116. giancarlostoro|3d ago|context

It feels really insane to me that they have a model that could be better, but its just sitting there burning a hole in his wallet instead as he chases trying to recreate Grok's companion thing.
117. cameldrv|3d ago|context

Yes, but you’re paying with your data unless you’re hosting with a provider you trust or self-hosting.
118. sixothree|3d ago|context

My first instinct has been - well this is an open source project, what does it matter. But even then, I am guessing that using their service even for open source projects still provides them some value.
119. cookiengineer|1d ago|context

Kind of funny that you're assuming that you are not paying with your data in both cases.
Do I need to remind you how LLMs are being trained? ...or that Anthropic claimed their codebase is 100% vibecoded, making it uncopyrightable by their own logic? ...or that Anthropic took down all Claude Code leaks they could find using DMCA takedown notices? ...or how do you think the caching mechanisms work when there's allegedly no data stored to be able to cache it?
I'm just saying. Anything you build with online models is their training data anyways. Assuming otherwise is pretty stupid at this point.
120. themgt|4d ago|context

I just tested GLM 5.2 out via Z.ai in pi for a little one-off project that was already scoped.

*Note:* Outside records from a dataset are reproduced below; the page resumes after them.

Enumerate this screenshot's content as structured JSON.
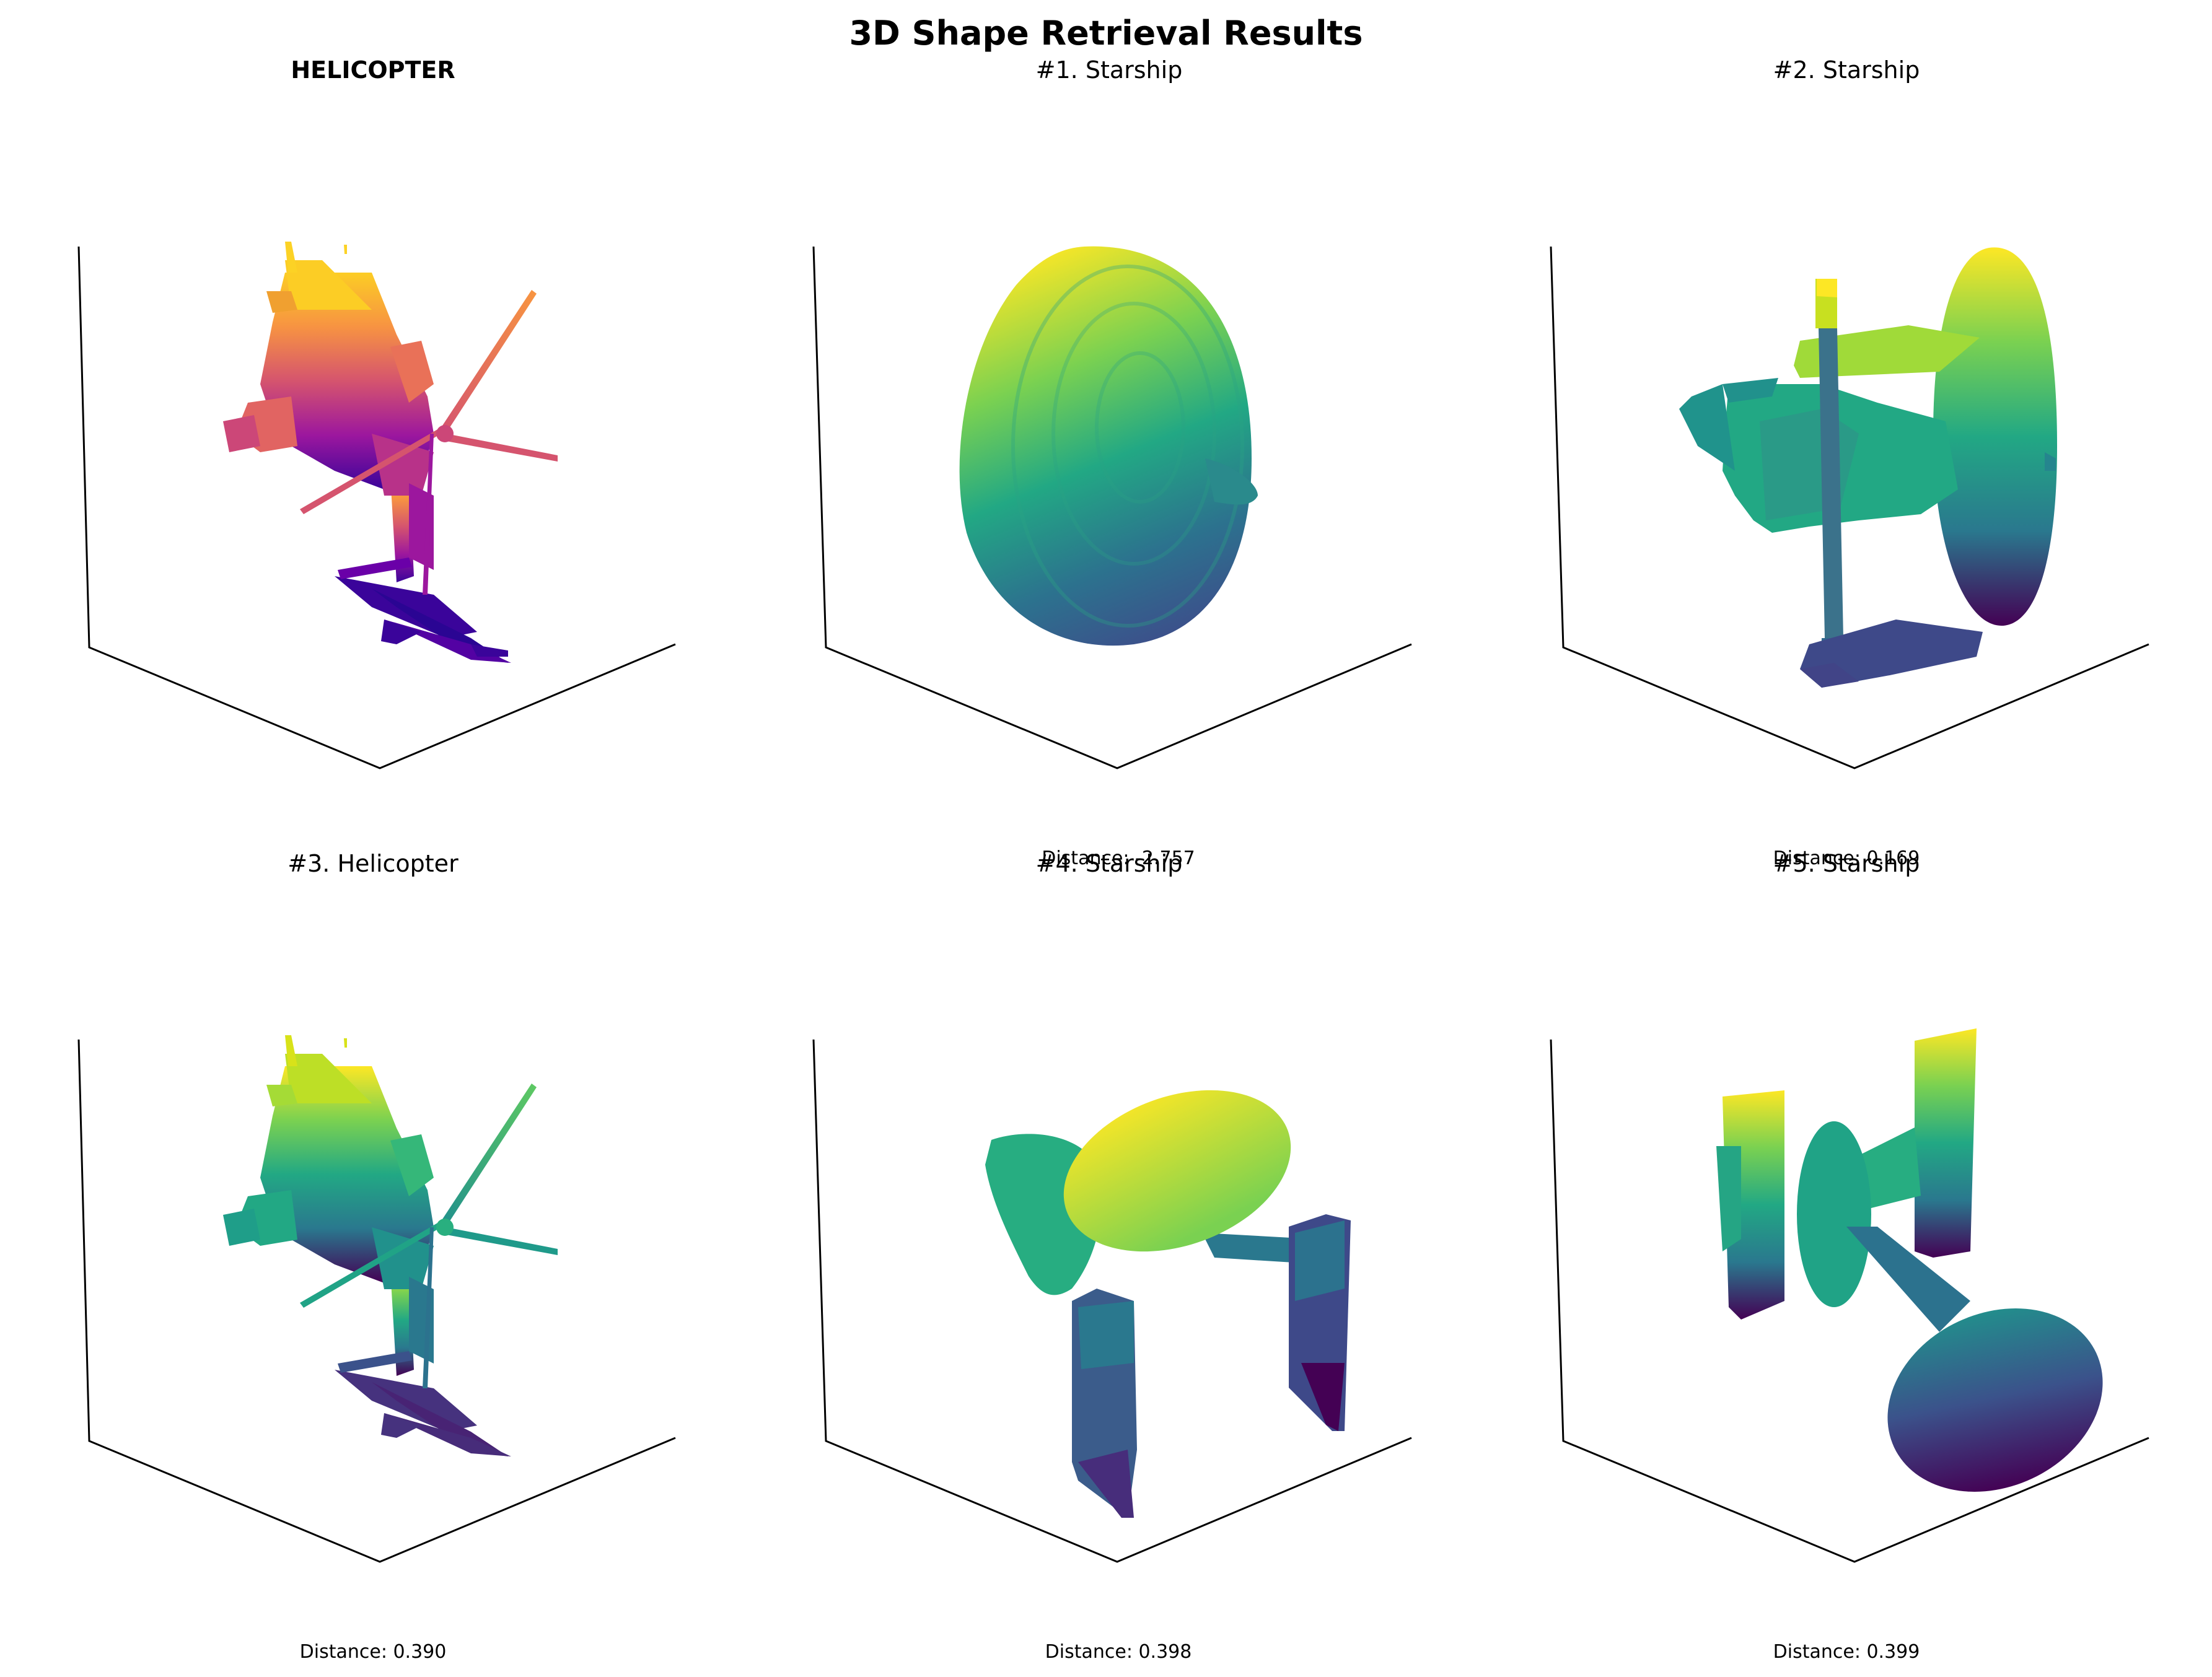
{
  "figure": {
    "title": "3D Shape Retrieval Results"
  },
  "query": {
    "title": "HELICOPTER",
    "title_color": "#ff0000",
    "colormap": "plasma"
  },
  "results": [
    {
      "title": "#1. Starship",
      "distance": "Distance: -2.757",
      "colormap": "viridis",
      "shape": "dish"
    },
    {
      "title": "#2. Starship",
      "distance": "Distance: 0.169",
      "colormap": "viridis",
      "shape": "station"
    },
    {
      "title": "#3. Helicopter",
      "distance": "Distance: 0.390",
      "colormap": "viridis",
      "shape": "helicopter"
    },
    {
      "title": "#4. Starship",
      "distance": "Distance: 0.398",
      "colormap": "viridis",
      "shape": "saucer"
    },
    {
      "title": "#5. Starship",
      "distance": "Distance: 0.399",
      "colormap": "viridis",
      "shape": "cruiser"
    }
  ]
}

It actually did a relatively decent job starting out, and figured important things out from context.
But the reasoning traces became increasingly hilarious, with it getting confused and going in loops, doubting itself. I began to feel almost sad, it was like listening to the internal monologue of someone with anxiety disorder.
It made pretty good progress but wound up going in a lot of goofy loops and doing things a bit "off" from standards I'd hoped it would infer, and finally started going a bit nuts, "This is very confusing.", "OH WAIT", seemingly hallucinating a whole side-quest that didn't make sense and looking at making internal system changes to try to achieve its (now very confused) goal when I pulled the plug.
Without seeing the reasoning traces from Claude/GPT it's hard to really know, but it definitely didn't feel like the same quality of reasoning, even if dogged persistence does wind up actually working eventually.